Tick-tock the time is near. As the end of the fall semester draws to the campus, the musical sounds of the violin and piano will accompany the Encore choir for their winter performance.
Every semester, the Encore choir performs a culminating concert of the music rehearsed during the fall semester. This concert, “Songs of the Season: Old and New,” will be featuring music that reflects the holiday season. They will perform music from Madrigals from different countries to excerpts of G.F. Handel’s “Oratorios,” to pop music.
The Pierce Encore singers will host their winter concert at the Performing Arts Building Dec. 17 at 7 p.m.
Noreen Green is the director of the choir and is also the Artistic Director for the Los Angeles Jewish Symphony.
According to Green, the concert is currently sold out due to the small venue; however, they plan on moving to a bigger location next semester. The singers and members of the choir have been preparing all semester for this event.
Pianist Frank Garvey has been preparing for the event by rehearsing, practicing, blocking and choreographing.
“Although it’s in the final stages, it’s more about running entire pieces at this point,” Garvey said. “I practice just over two hours a week, but it’s a high-intensity and fast-moving rehearsal all the way.”
According to Janice Banerer, one of the violinist, the best way to prepare is to practice, practice and practice.

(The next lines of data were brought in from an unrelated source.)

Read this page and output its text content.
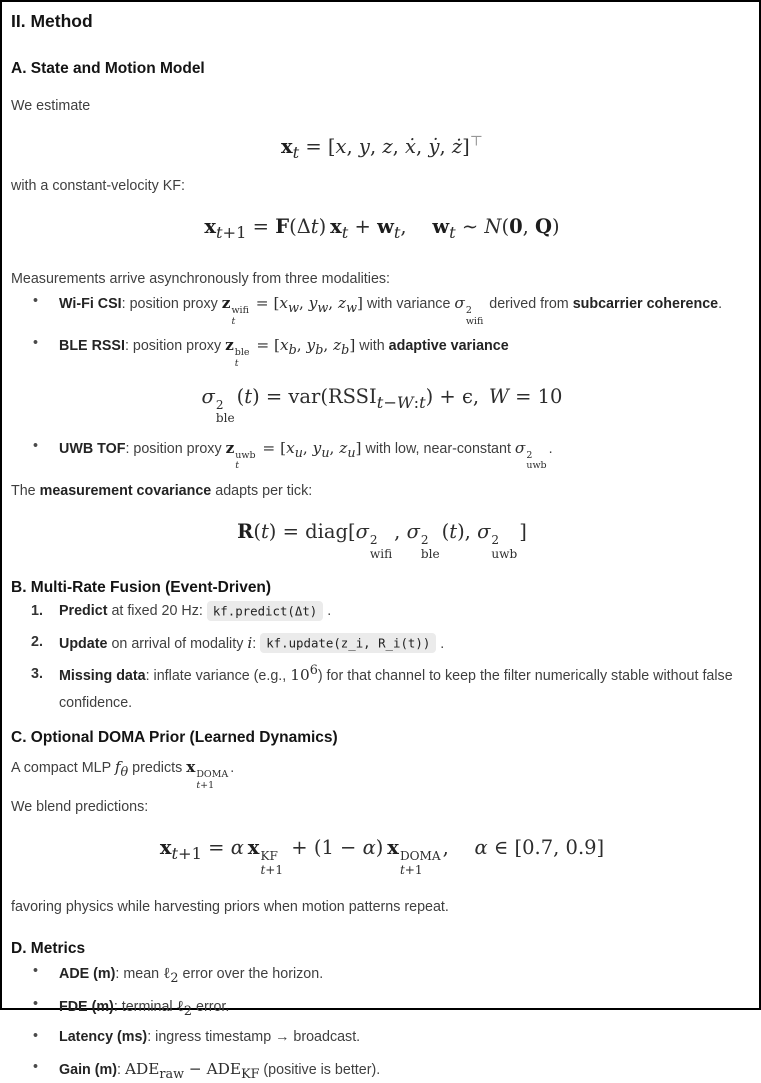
II. Method
A. State and Motion Model

We estimate

$x_t = [x$, y, z, ẋ, ẏ, ż]⊤

with a constant-velocity KF:

$x_{t+1} = F(\Delta t) x_t + w_t$,  $w_t$ ∼ N(0, Q)

Measurements arrive asynchronously from three modalities:

• Wi-Fi CSI: position proxy z wifi
t
= [$x_w$, $y_w$, $z_w$] with variance σ 2
wifi
derived from subcarrier coherence.
• BLE RSSI: position proxy z ble
t
= [$x_b$, $y_b$, $z_b$] with adaptive variance
σ 2
ble
$(t) = var(RSSI_{t-W:t}) + \epsilon$, W = 10
• UWB TOF: position proxy z uwb
t
= [$x_u$, $y_u$, $z_u$] with low, near-constant σ 2
uwb
.

The measurement covariance adapts per tick:

R(t) = diag[σ 2
wifi
, σ 2
ble
(t), σ 2
uwb
]
B. Multi-Rate Fusion (Event-Driven)
Predict at fixed 20 Hz: kf.predict(Δt) .
Update on arrival of modality i: kf.update(z_i, R_i(t)) .
Missing data: inflate variance (e.g., $10^6$) for that channel to keep the filter numerically stable without false confidence.
C. Optional DOMA Prior (Learned Dynamics)

A compact MLP $f_\theta$ predicts x DOMA
t+1
.

We blend predictions:

$x_{t+1} = \alpha$  x KF
t+1
+ (1 − α) x DOMA
t+1
,  α ∈ [0.7, 0.9]

favoring physics while harvesting priors when motion patterns repeat.

D. Metrics
• ADE (m): mean ℓ$_2$ error over the horizon.
• FDE (m): terminal ℓ$_2$ error.
• Latency (ms): ingress timestamp → broadcast.
• Gain (m): $ADE_{raw} - ADE_{KF}$ (positive is better).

“I practice whenever I can, like when I’m walking the dogs. I practice the songs Noreen has asked us to memorize,” Banerer said.
While being part of a group has its challenges, Green’s challenge is to keep everyone engaged, focused, and excited about what they are singing.
Although this is Green’s first year, the Encore singers program was started by Cathryn Tortell, about six years ago. She is fortunate that the Encore Program administration and Tortell reached out to her to take over with nearly three weeks left before the semester started.
“Since it’s my first year, I am continuing and building on what Cathryn started,” Green said. “She will be at the concert and it will be nice to have her there. Taking over a choir is like taking over the raising of a person’s child. You become like family very quickly.”
For Garvey, the sheer size of the group can be challenging to someone who isn’t such a force of nature as the director.
“There is a good mixture of people who can read music, but Noreen takes the time to mix musical education into their learning, so the general level of musicianship is always rising,” Garvey said.
According to Garvey, for him, it’s the genuine love for music and good energy that makes everyone come together as a choir.
“It’s impossible not to love this music. There’s a wonderful variety of moods, styles, and cultural backgrounds in the music to be performed,” Garvey said.
However, for Green, the choice of repertoire is the most important and allows those with more experience to sing more challenging music. According to Green, she thinks the group has something pretty special because they love to sing and perform, which then translates into a great performance.
“We live in a world where we need to find opportunities to connect with others, and coming to a live concert helps us with other people,” Green said.